Management believes that code reviews will transmit subject matter expertise through osmosis. But in my experience, code reviews do nothing of the sort except give management a warm fuzzy that they are facilitating and encouraging knowledge transfer.

To get knowledge transfer, you either need to be in a mentor/mentee situation or pair programming. Both of which also entail continuous code reviews.

Also, if the code review is small, I can assess it well. But as it gets larger, it becomes difficult to see problems except at a gloss level. I saw one tool (from Google, iirc) size code reviews as wee (1), tiny (<5), small (<30), medium (<100), nominal (<300), large (<1000), freakin' huge or mondrian (<2000), jupiterian or jovian (<3000), month long (<4000), whopping big (<5000), mother of all code reviews (<10000), grandmother of all code reviews (<20000), category 5 code review (anything larger).

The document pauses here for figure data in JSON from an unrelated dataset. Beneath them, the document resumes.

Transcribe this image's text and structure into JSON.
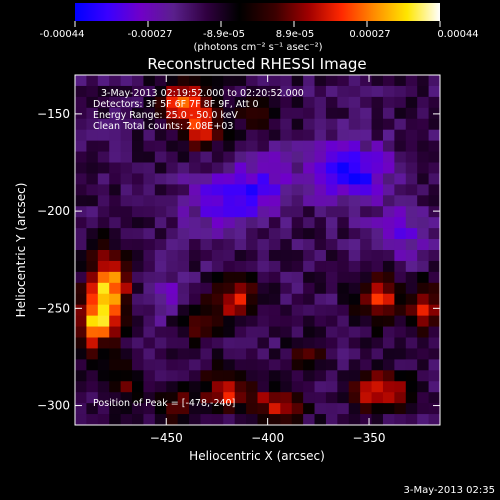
{
  "colorbar": {
    "tick_labels": [
      "-0.00044",
      "-0.00027",
      "-8.9e-05",
      "8.9e-05",
      "0.00027",
      "0.00044"
    ],
    "unit_label": "(photons cm⁻² s⁻¹ asec⁻²)",
    "range": [
      -0.00044,
      0.00044
    ]
  },
  "annotations": {
    "time_range": "3-May-2013 02:19:52.000 to 02:20:52.000",
    "detectors": "Detectors: 3F 5F 6F 7F 8F 9F, Att 0",
    "energy": "Energy Range: 25.0 - 50.0 keV",
    "clean": "Clean     Total counts: 2.08E+03",
    "peak": "Position of Peak = [-478,-240]"
  },
  "footer_timestamp": "3-May-2013 02:35",
  "chart_data": {
    "type": "heatmap",
    "title": "Reconstructed RHESSI Image",
    "xlabel": "Heliocentric X (arcsec)",
    "ylabel": "Heliocentric Y (arcsec)",
    "xlim": [
      -495,
      -315
    ],
    "ylim": [
      -310,
      -130
    ],
    "x_ticks": [
      -450,
      -400,
      -350
    ],
    "y_ticks": [
      -300,
      -250,
      -200,
      -150
    ],
    "x_tick_labels": [
      "−450",
      "−400",
      "−350"
    ],
    "y_tick_labels": [
      "−300",
      "−250",
      "−200",
      "−150"
    ],
    "colormap": [
      "#0000ff",
      "#3a00ff",
      "#7000c8",
      "#5a208c",
      "#300040",
      "#000000",
      "#3c0000",
      "#a00000",
      "#ff2800",
      "#ff8c00",
      "#ffe600",
      "#ffffff"
    ],
    "grid": "32x32",
    "peak_position": [
      -478,
      -240
    ],
    "sources": [
      {
        "x": -478,
        "y": -240,
        "amp": 0.00044,
        "sx": 7,
        "sy": 14
      },
      {
        "x": -486,
        "y": -258,
        "amp": 0.00034,
        "sx": 7,
        "sy": 10
      },
      {
        "x": -440,
        "y": -145,
        "amp": 0.0004,
        "sx": 9,
        "sy": 8
      },
      {
        "x": -432,
        "y": -160,
        "amp": 0.00032,
        "sx": 6,
        "sy": 6
      },
      {
        "x": -415,
        "y": -245,
        "amp": 0.00028,
        "sx": 7,
        "sy": 8
      },
      {
        "x": -435,
        "y": -255,
        "amp": 0.0002,
        "sx": 8,
        "sy": 8
      },
      {
        "x": -420,
        "y": -292,
        "amp": 0.00032,
        "sx": 8,
        "sy": 7
      },
      {
        "x": -445,
        "y": -300,
        "amp": 0.00022,
        "sx": 7,
        "sy": 6
      },
      {
        "x": -395,
        "y": -300,
        "amp": 0.0003,
        "sx": 9,
        "sy": 6
      },
      {
        "x": -380,
        "y": -275,
        "amp": 0.00018,
        "sx": 6,
        "sy": 6
      },
      {
        "x": -345,
        "y": -245,
        "amp": 0.0003,
        "sx": 8,
        "sy": 9
      },
      {
        "x": -322,
        "y": -250,
        "amp": 0.0003,
        "sx": 5,
        "sy": 8
      },
      {
        "x": -345,
        "y": -292,
        "amp": 0.00032,
        "sx": 10,
        "sy": 7
      },
      {
        "x": -470,
        "y": -290,
        "amp": 0.00018,
        "sx": 7,
        "sy": 7
      },
      {
        "x": -405,
        "y": -150,
        "amp": 0.00012,
        "sx": 8,
        "sy": 8
      },
      {
        "x": -420,
        "y": -195,
        "amp": -0.0002,
        "sx": 14,
        "sy": 12
      },
      {
        "x": -360,
        "y": -180,
        "amp": -0.0003,
        "sx": 14,
        "sy": 10
      },
      {
        "x": -400,
        "y": -185,
        "amp": -0.00015,
        "sx": 10,
        "sy": 10
      },
      {
        "x": -450,
        "y": -245,
        "amp": -0.00014,
        "sx": 10,
        "sy": 8
      },
      {
        "x": -335,
        "y": -212,
        "amp": -0.00016,
        "sx": 12,
        "sy": 10
      }
    ]
  }
}
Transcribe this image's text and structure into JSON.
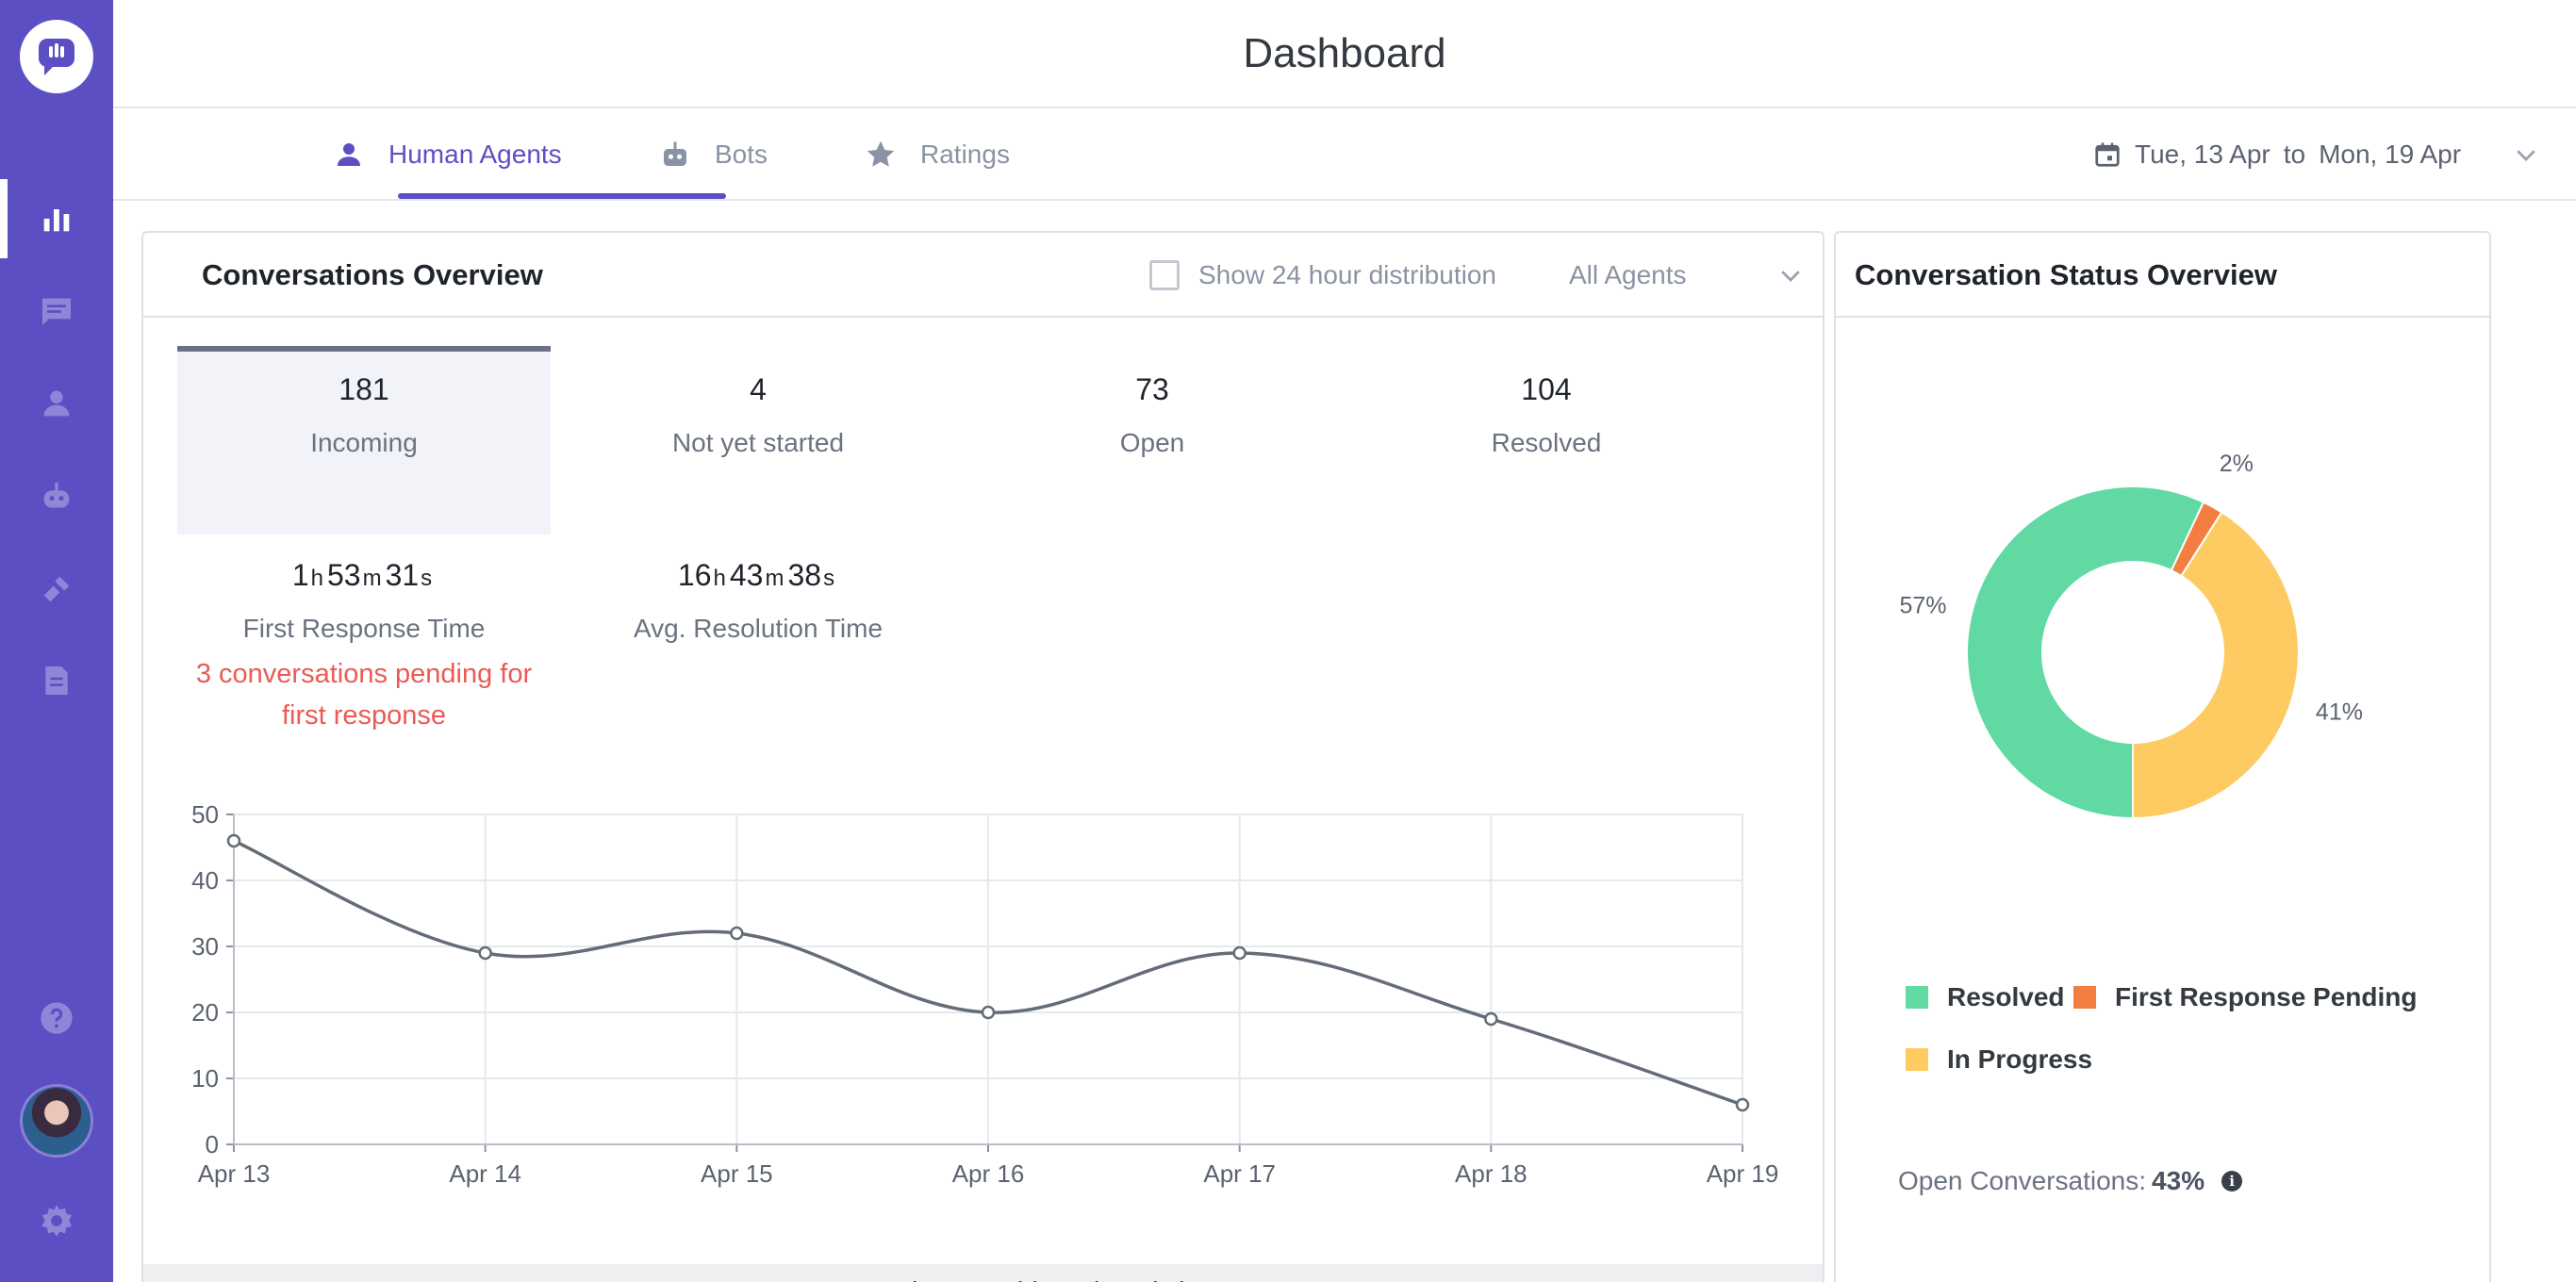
{
  "page": {
    "title": "Dashboard"
  },
  "tabs": [
    {
      "label": "Human Agents",
      "icon": "person-icon",
      "active": true
    },
    {
      "label": "Bots",
      "icon": "robot-icon",
      "active": false
    },
    {
      "label": "Ratings",
      "icon": "star-icon",
      "active": false
    }
  ],
  "date_range": {
    "from": "Tue, 13 Apr",
    "separator": "to",
    "to": "Mon, 19 Apr"
  },
  "overview": {
    "title": "Conversations Overview",
    "show_24h_label": "Show 24 hour distribution",
    "agents_filter": "All Agents",
    "metrics": [
      {
        "value": "181",
        "label": "Incoming",
        "selected": true
      },
      {
        "value": "4",
        "label": "Not yet started"
      },
      {
        "value": "73",
        "label": "Open"
      },
      {
        "value": "104",
        "label": "Resolved"
      }
    ],
    "first_response": {
      "h": "1",
      "m": "53",
      "s": "31",
      "label": "First Response Time",
      "pending": "3 conversations pending for first response"
    },
    "resolution": {
      "h": "16",
      "m": "43",
      "s": "38",
      "label": "Avg. Resolution Time"
    },
    "units": {
      "h": "h",
      "m": "m",
      "s": "s"
    },
    "learn_more": "Learn More about Dashboard Analytics"
  },
  "chart_data": {
    "type": "line",
    "x": [
      "Apr 13",
      "Apr 14",
      "Apr 15",
      "Apr 16",
      "Apr 17",
      "Apr 18",
      "Apr 19"
    ],
    "series": [
      {
        "values": [
          46,
          29,
          32,
          20,
          29,
          19,
          6
        ]
      }
    ],
    "ylim": [
      0,
      50
    ],
    "yticks": [
      0,
      10,
      20,
      30,
      40,
      50
    ],
    "grid": true,
    "line_color": "#646c78"
  },
  "status_overview": {
    "title": "Conversation Status Overview",
    "slices": [
      {
        "label": "Resolved",
        "percent": 57,
        "display": "57%",
        "color": "#60d9a3"
      },
      {
        "label": "First Response Pending",
        "percent": 2,
        "display": "2%",
        "color": "#f47e41"
      },
      {
        "label": "In Progress",
        "percent": 41,
        "display": "41%",
        "color": "#fecb63"
      }
    ],
    "open_conversations_label": "Open Conversations:",
    "open_conversations_value": "43%"
  },
  "sidebar": {
    "icons": [
      "reports-icon",
      "conversations-icon",
      "contacts-icon",
      "bot-icon",
      "integrations-icon",
      "documents-icon"
    ],
    "bottom_icons": [
      "help-icon",
      "avatar",
      "settings-icon"
    ]
  }
}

Where "gloss" are things like suggesting better named identifiers, misplaced tabs if the team convention is spaces (or vice versa), misplaced curly braces from the team convention, suggesting a breadcrumb comment for some confusing logic. Those are basically superficial things.

 

If by style, you mean code formatting, try to automate it. I mean the formatting. In the long run, it takes less time than fighting over it.

In a code review, probably the most important thing is to make sure that it is always about the code and never about the person. If you have that, you are on the good path to meaningful discussions.

Hopefully other people in the team ask themselves the same questions you asked and replies should be noted and probably they should be part of the code review guidelines in your teams.

I elaborated a bit more on this topic in a post, you might find it interesting:

 

Couple of things I usually look out for:

  • Could the code be condensed for readability?
  • Should the code be broken into separate functions/classes?
  • Do the function and property placements comply with the architecture?
  • Are there any obvious crash scenarios that could be protected?
  • Are function/property names clear and concise?

From a personal standpoint, I have an additional question: how deeply should we be looking out for business logic here, or should that be done during manual testing/QA?

 

I'll be interested to see other responses!

One thing that did work for us at my old job was to modify the pull request template in GitLab to have a short list of questions that the user should have good answers to before submitting.

Some of it was as general as, "Did I write documentation?" or "Did I write tests?", and some as specific as, "Did I use one of the deprecated functions in new code?" (We had some ill-conceived abstractions early on, didn't have the time to clean them all up, but didn't want to pile on more technical debt.)

We mainly wanted to head off some of the non-negotiable stuff that were hard requirements of the contract. Better to catch yourself not writing some unit tests now, than attempt to write hundreds of them months from now.

For me, I found that I'd spend that extra bit of time making my pull request look good, knowing that I'd encouraged people to give an honest review.

 

I think your post is focused more on the tactical details of how PR's are accomplished, but I just wanted to share that the whole process of PRs engenders enough frustration in me that I felt compelled to write an entire post about it not-too-long ago:

dev.to/bytebodger/the-contentious-...

 

Automate everything that you can, then code reviews can focus on code design, complexity, maintainability, etc.
And, very important but too often overlooked, look for what's not in review (shouldn't that other file be changed too? why did you change this and not that? You're adding an implicit relationship with some other part of the code --e.g. a mail template links to a page of the app without using a shared router to build the URL, possibly because the router is clientside in the SPA--, then please add comments both sides so we can remember to change the other in case we change one, etc.)